将来に向けて今から準備することは大事だ。
しかし何もかも経験しておけばいいというものではない。
酒だってタバコだって、ゲームだってファッションだって、
早く始めればいいというものではないだろう。
という話。(写真:フォトAC)
【子どもに酒の飲み方を教えることは大切だ】
あまりにも衝撃的な発言だったので前後の記憶がすべて吹っ飛んでしまっているのですが、昔、小学校のPTA学習会でこんな発言をした母親がいました。
「子どものころに何もかも禁止するというのはいかがでしょう? 大人になって急に現実に直面し、戸惑ったり間違った行動を起こしたりしないように、小さなころから次第に慣らしていくことが大事ではないでしょうか。例えば最近、大学の歓迎コンパでお酒を飲みすぎて急性アルコールで亡くなってしまったというようなことがありましたが、そうならないために私の家では今から少しずつ、お酒に慣れさせるようにしています」
もちろんそれに続いて賛同する発言する人はいませんでした。
この母親の過ちは二つです。
ひとつは、「歓迎コンパで死なせないために」は、現在の子どもの健康を犠牲にし、法律違反まで犯して追及すべきことなのかという点です。歓迎コンパでの急性アルコール中毒死などめったに起こることではありませんし、予防するにしても大学生になってから口で言えばいいことです。心配性の親なら事故の新聞記事を取っておいて、時期が来たら実際のできごととして見せればいいのです。

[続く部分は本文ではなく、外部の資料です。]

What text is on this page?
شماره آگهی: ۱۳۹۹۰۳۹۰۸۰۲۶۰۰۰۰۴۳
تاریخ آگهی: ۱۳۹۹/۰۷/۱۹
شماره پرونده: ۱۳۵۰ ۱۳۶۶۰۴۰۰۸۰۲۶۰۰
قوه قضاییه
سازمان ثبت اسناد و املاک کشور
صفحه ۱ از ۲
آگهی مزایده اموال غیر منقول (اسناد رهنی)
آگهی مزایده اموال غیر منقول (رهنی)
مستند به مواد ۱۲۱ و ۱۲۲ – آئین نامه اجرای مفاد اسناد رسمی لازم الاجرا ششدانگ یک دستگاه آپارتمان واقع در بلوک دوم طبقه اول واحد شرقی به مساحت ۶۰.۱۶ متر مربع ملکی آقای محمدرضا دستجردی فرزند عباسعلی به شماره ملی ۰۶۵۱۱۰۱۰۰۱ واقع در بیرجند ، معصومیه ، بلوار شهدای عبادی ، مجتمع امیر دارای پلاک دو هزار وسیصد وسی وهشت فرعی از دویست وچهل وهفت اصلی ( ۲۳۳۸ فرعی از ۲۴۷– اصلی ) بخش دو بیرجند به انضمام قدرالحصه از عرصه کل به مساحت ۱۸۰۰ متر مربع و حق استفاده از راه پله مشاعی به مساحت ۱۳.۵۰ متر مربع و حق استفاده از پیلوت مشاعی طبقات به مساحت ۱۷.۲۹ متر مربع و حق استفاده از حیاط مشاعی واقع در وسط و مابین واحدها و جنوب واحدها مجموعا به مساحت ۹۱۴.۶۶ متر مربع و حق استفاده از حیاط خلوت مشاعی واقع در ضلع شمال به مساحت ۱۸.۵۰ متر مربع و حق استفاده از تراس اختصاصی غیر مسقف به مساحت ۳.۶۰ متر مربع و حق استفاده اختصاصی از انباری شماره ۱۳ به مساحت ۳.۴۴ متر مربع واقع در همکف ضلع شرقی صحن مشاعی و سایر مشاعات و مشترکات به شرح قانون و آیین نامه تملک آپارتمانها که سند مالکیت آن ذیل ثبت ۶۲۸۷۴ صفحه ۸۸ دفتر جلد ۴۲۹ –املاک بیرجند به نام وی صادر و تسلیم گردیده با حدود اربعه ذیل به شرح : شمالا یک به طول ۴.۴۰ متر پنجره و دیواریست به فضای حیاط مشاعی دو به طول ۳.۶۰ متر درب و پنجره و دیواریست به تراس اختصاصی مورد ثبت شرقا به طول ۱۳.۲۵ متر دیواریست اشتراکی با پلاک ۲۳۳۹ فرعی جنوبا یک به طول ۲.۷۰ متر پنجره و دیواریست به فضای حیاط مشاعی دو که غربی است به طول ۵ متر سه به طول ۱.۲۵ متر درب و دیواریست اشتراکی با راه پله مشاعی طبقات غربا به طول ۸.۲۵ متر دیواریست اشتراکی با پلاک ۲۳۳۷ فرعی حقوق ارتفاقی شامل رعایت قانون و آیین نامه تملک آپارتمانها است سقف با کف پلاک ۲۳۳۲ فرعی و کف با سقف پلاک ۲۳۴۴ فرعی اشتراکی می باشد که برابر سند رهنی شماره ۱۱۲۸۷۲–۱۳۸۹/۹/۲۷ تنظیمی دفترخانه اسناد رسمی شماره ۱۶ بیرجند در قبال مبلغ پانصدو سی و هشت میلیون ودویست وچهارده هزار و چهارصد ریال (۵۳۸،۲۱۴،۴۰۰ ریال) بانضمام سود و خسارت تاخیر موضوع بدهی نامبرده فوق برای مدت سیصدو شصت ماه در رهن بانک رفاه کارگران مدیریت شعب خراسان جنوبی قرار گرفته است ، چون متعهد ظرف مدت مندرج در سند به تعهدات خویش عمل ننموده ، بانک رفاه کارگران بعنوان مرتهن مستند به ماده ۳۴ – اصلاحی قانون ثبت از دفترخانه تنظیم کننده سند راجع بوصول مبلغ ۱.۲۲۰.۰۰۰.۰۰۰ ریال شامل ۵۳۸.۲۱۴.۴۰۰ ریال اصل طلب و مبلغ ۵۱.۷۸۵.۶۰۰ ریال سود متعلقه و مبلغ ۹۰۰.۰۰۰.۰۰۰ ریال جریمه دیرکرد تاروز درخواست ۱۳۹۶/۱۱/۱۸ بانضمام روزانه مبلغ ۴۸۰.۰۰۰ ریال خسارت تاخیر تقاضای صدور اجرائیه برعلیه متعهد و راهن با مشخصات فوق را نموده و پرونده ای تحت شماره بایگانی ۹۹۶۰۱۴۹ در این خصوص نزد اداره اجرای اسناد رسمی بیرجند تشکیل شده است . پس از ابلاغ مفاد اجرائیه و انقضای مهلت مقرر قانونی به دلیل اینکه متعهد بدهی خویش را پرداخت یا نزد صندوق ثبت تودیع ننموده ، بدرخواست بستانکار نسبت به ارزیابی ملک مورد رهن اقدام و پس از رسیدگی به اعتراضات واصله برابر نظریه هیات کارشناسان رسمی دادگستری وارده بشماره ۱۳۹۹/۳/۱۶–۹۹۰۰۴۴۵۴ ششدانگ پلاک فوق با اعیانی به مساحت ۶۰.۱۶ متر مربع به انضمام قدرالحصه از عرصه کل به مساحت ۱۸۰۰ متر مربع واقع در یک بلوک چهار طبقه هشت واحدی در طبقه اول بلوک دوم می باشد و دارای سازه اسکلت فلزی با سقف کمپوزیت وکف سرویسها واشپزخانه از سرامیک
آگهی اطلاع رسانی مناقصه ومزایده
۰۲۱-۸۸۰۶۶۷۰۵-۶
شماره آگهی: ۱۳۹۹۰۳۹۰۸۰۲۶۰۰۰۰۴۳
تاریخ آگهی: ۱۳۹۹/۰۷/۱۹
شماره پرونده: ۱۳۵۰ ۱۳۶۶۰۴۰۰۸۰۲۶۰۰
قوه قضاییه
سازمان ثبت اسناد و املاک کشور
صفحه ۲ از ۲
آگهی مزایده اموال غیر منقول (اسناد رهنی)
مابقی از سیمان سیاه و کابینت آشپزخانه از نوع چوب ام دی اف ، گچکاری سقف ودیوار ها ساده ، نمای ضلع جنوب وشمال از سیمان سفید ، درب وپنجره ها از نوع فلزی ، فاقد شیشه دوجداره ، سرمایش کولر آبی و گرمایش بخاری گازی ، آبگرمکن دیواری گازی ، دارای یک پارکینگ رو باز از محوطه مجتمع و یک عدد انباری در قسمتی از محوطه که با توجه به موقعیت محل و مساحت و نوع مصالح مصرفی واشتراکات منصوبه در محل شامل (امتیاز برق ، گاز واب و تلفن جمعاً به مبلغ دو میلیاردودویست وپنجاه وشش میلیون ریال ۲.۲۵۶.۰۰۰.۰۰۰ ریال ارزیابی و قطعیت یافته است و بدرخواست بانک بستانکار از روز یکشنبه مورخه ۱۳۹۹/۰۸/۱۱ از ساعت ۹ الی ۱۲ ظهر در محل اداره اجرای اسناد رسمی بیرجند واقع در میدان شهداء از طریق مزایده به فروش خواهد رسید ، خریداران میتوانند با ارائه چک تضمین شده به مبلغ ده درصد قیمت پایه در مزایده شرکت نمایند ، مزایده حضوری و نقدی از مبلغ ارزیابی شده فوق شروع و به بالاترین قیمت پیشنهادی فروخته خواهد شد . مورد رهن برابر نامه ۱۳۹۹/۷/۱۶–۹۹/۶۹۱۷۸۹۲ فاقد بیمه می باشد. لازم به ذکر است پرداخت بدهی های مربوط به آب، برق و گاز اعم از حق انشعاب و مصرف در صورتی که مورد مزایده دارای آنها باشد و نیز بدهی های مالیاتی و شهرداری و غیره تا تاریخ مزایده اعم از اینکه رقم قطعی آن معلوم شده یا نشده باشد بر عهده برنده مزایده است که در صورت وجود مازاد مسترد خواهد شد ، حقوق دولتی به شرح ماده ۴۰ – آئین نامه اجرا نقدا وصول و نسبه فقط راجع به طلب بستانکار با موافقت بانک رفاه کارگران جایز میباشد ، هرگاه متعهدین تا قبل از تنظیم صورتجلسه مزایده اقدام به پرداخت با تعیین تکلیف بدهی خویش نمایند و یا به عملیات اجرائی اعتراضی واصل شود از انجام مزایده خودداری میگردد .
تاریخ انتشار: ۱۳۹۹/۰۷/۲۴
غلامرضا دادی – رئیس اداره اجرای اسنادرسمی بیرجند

二つ目は、小学生の内から酒を飲ませているという告白が、非難はあるにしても、多少の賛同や感心を集めると踏んだ点です。どうしてそんな判断をしてしまったのか。もしかしたら発言の前半部分で興奮して、口を滑らせただけなのかもしれません。
【将来に備えて今から準備する、その必要がないものもある】
「将来に備えて今から準備する」という話になると、私の頭には「勉強」だとか「努力」だとか、あるいは「教養」だとか「スポーツ」だとか「芸術」とかいった内容しか浮かびません。古い考えだというのは重々承知していますが、「遊び」だとか「娯楽」だと、ましてや飲酒など絶対に入って来ないのです。
言うまでもなく、学びと遊びの間に明確な分かれ目があるわけではありません。
野球やサッカーは「スポーツ」と「娯楽」の両方に足を突っ込んでいますし、「お絵描き」と「芸術」間には一定のつながりがあります。したがって要は程度の問題なのかもしれませんが、一方への寄り具合によっては、子どもの成長に寄与する場合もあれば、阻害する場合もあります。安易に考えたり、安易に他人の意見に同調したりしてものではないでしょう。
先ほどの飲酒の訓練ではありませんが、子どもの時期に経験しなくてもいいこと、してはいけないことはたくさんあるのです。
【子どものころからやっておけば、将来ハマることはない?】
病気やけがはもちろんですが、子どものころから経験する必要のないものとして、私は例えばゲームやスマホ・ファッションなどを挙げておきます。ビンテージを越えてアンティークのような考えで、炎上どころか誰にも相手にされない意見だと思うのですが、他に言う人がいないようなので私が言っておきます。
理由は簡単で、「今」やる必要がないからです。どちらも大人になれば自然に身につくもので、小中学生くらいまでは他にしなければならないことが山ほどありますから、それに専念してほしいのです。また、これも笑われるでしょうが「百害あって一利なし」だからです。
そんなことを言うと、「クラスで友だちの会話について行けない」とか「大人になって共通の思い出がない」とか、あるいは「子どものうちにやっておかないと免疫がつかないから、大人になって大きな反動がある」などとおっしゃる人がいますが、大学に入ってからハマって1~2年留年することと、中高時代にハマってたくさんの思い出づくりをした代わりに希望の大学へ行けないのと、どちらが幸せかといえば五分五分でしょう。
そもそも反動でゲームやスマホやファッションに耽溺するような子は、幼少期から親和性が高かったのです。早くから始めれば大人になってやめるというものでもないでしょう。だったら遅く始める方が人生全体ではよほど有利です。
またそんな子どもたちとは逆に、ゲームもスマホもファッションもあまり気にならない、なくてもいい、そこそこでいいという子もたくさんいるのです。